Foto: picture alliance / United Archives/IFTN
Exílio em Xangai
O longa-metragem de 1997, de Ulrike Ottinger, é um filme sobre o Holocausto no sentido de documento da fuga e da migração dos judeus para Xangai durante o regime nazista. Com 4 horas e meia de duração, o documentário tem como ponto de partida as lembranças de seis judeus alemães, austríacos e russos, que fugiram para Xangai, um dos únicos lugares com fronteiras abertas até 1943.
Do Leste
Coprodução franco-belga de 1993, o documentário de Chantal Akerman é uma viagem realizada pela diretora passando pelo Leste alemão, Polônia, países bálticos e Rússia. O filme documenta não apenas o deslocamento geográfico da cineasta, mas sobretudo sua busca de um Leste que, embora lhe seja estranho, é a terra de origem de sua mãe judia, nascida na Polônia e sobrevivente de Auschwitz.
Balagan
Uma trupe tenta, na israelense Akko, tratar do Holocausto em um coletivo de teatro que envolve também um palestino. A partir daí, o diretor Andres Veiel busca, neste filme de 1994, descobrir as feridas abertas existentes quando se fala do assunto. O documentário não é um filme sobre sobreviventes, mas sim sobre seus filhos e sobre como eles conseguem lidar com essa herança histórico-familiar.
A vida é bela
Tragicomédia encenada pelo italiano Roberto Benigni em 1999, o filme recebeu o Grande Prêmio do Júri no Festival de Cannes e atraiu um imenso público em muitos países. Por ser uma das raras tentativas de abordar o tema dos campos de concentração com humor, teve recepção ambivalente por parte de alguns sobreviventes do Holocausto, que viram aí um perigo de banalização das atrocidades nazistas.

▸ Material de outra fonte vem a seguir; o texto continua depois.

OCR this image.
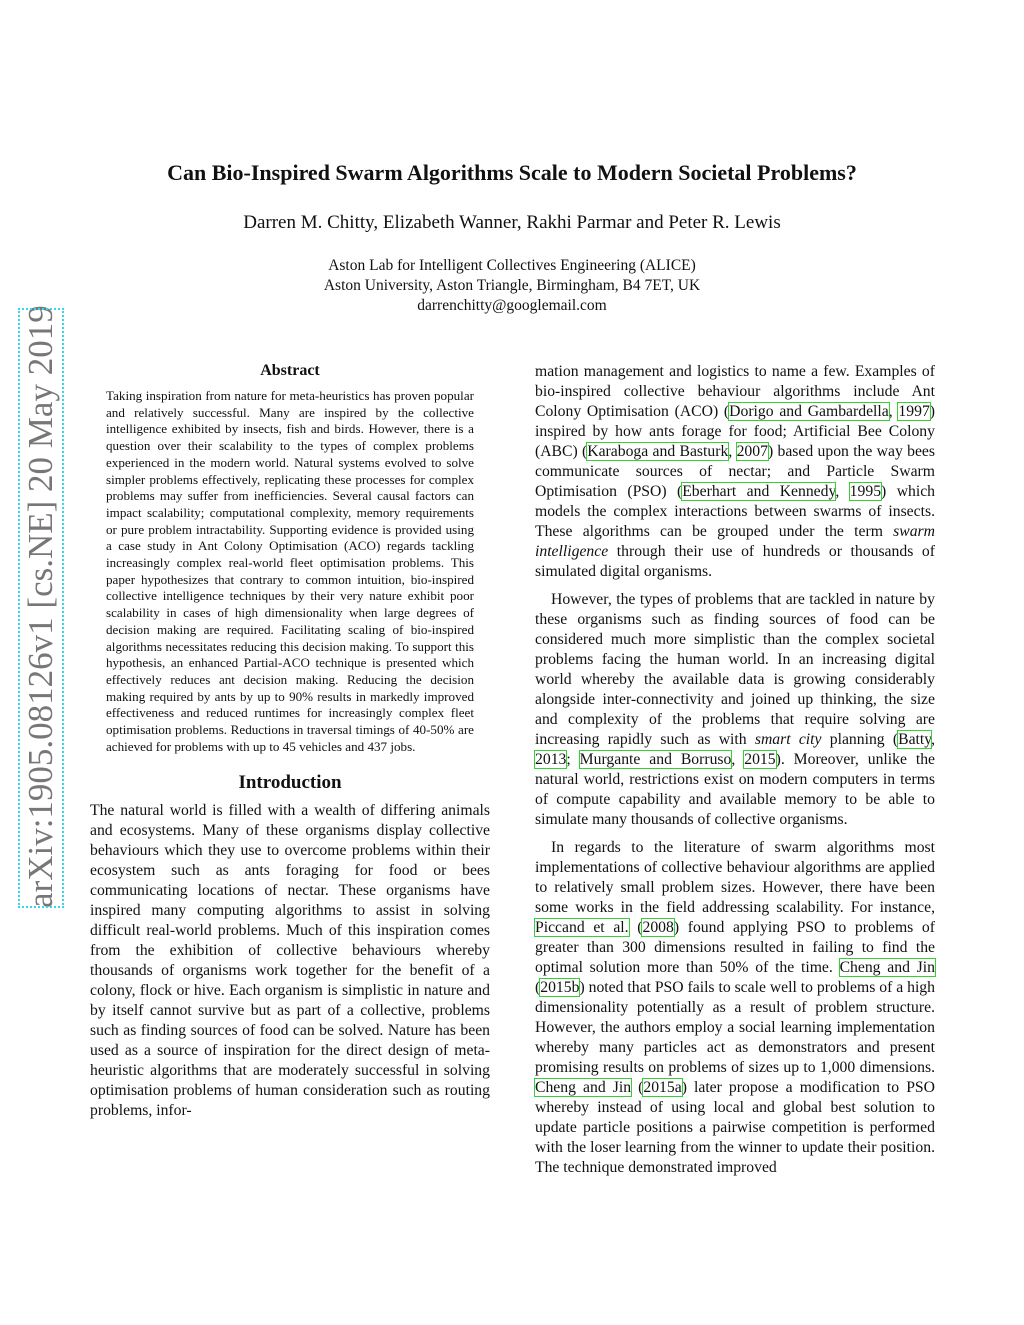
arXiv:1905.08126v1 [cs.NE] 20 May 2019
Can Bio-Inspired Swarm Algorithms Scale to Modern Societal Problems?
Darren M. Chitty, Elizabeth Wanner, Rakhi Parmar and Peter R. Lewis
Aston Lab for Intelligent Collectives Engineering (ALICE)
Aston University, Aston Triangle, Birmingham, B4 7ET, UK
darrenchitty@googlemail.com
Abstract

Taking inspiration from nature for meta-heuristics has proven popular and relatively successful. Many are inspired by the collective intelligence exhibited by insects, fish and birds. However, there is a question over their scalability to the types of complex problems experienced in the modern world. Natural systems evolved to solve simpler problems effectively, replicating these processes for complex problems may suffer from inefficiencies. Several causal factors can impact scalability; computational complexity, memory requirements or pure problem intractability. Supporting evidence is provided using a case study in Ant Colony Optimisation (ACO) regards tackling increasingly complex real-world fleet optimisation problems. This paper hypothesizes that contrary to common intuition, bio-inspired collective intelligence techniques by their very nature exhibit poor scalability in cases of high dimensionality when large degrees of decision making are required. Facilitating scaling of bio-inspired algorithms necessitates reducing this decision making. To support this hypothesis, an enhanced Partial-ACO technique is presented which effectively reduces ant decision making. Reducing the decision making required by ants by up to 90% results in markedly improved effectiveness and reduced runtimes for increasingly complex fleet optimisation problems. Reductions in traversal timings of 40-50% are achieved for problems with up to 45 vehicles and 437 jobs.

Introduction

The natural world is filled with a wealth of differing animals and ecosystems. Many of these organisms display collective behaviours which they use to overcome problems within their ecosystem such as ants foraging for food or bees communicating locations of nectar. These organisms have inspired many computing algorithms to assist in solving difficult real-world problems. Much of this inspiration comes from the exhibition of collective behaviours whereby thousands of organisms work together for the benefit of a colony, flock or hive. Each organism is simplistic in nature and by itself cannot survive but as part of a collective, problems such as finding sources of food can be solved. Nature has been used as a source of inspiration for the direct design of meta-heuristic algorithms that are moderately successful in solving optimisation problems of human consideration such as routing problems, infor-

mation management and logistics to name a few. Examples of bio-inspired collective behaviour algorithms include Ant Colony Optimisation (ACO) (Dorigo and Gambardella, 1997) inspired by how ants forage for food; Artificial Bee Colony (ABC) (Karaboga and Basturk, 2007) based upon the way bees communicate sources of nectar; and Particle Swarm Optimisation (PSO) (Eberhart and Kennedy, 1995) which models the complex interactions between swarms of insects. These algorithms can be grouped under the term swarm intelligence through their use of hundreds or thousands of simulated digital organisms.

However, the types of problems that are tackled in nature by these organisms such as finding sources of food can be considered much more simplistic than the complex societal problems facing the human world. In an increasing digital world whereby the available data is growing considerably alongside inter-connectivity and joined up thinking, the size and complexity of the problems that require solving are increasing rapidly such as with smart city planning (Batty, 2013; Murgante and Borruso, 2015). Moreover, unlike the natural world, restrictions exist on modern computers in terms of compute capability and available memory to be able to simulate many thousands of collective organisms.

In regards to the literature of swarm algorithms most implementations of collective behaviour algorithms are applied to relatively small problem sizes. However, there have been some works in the field addressing scalability. For instance, Piccand et al. (2008) found applying PSO to problems of greater than 300 dimensions resulted in failing to find the optimal solution more than 50% of the time. Cheng and Jin (2015b) noted that PSO fails to scale well to problems of a high dimensionality potentially as a result of problem structure. However, the authors employ a social learning implementation whereby many particles act as demonstrators and present promising results on problems of sizes up to 1,000 dimensions. Cheng and Jin (2015a) later propose a modification to PSO whereby instead of using local and global best solution to update particle positions a pairwise competition is performed with the loser learning from the winner to update their position. The technique demonstrated improved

Foto: picture-alliance/dpa
O Pianista
Vencedor da Palma de Ouro do Festival de Cannes em 2002, o filme de Roman Polanski tem roteiro baseado nas memórias de Wladyslaw Szpilman, músico polonês que testemunha como Varsóvia é tomada pelos alemães na Segunda Guerra Mundial e cuja família é assassinada no campo de concentração de Treblinka. O próprio Polanski sobreviveu ao Gueto de Cracóvia e perdeu a mãe assassinada em Auschwitz.
Foto: imago stock&people
O filho de Saul
Filme de 2015 do húngaro László Nemes (ex-assistente de Béla Tarr), tem como protagonista um integrante do Sonderkommando (grupo de prisioneiros judeus encarregados de limpar câmaras de gás e remover cadáveres), cuja ideia fixa é enterrar um garoto. Filme claustrofóbico, cujo uso do primeiro plano, os closes exacerbados e a câmera em constante movimento, tira o espectador de sua zona de conforto.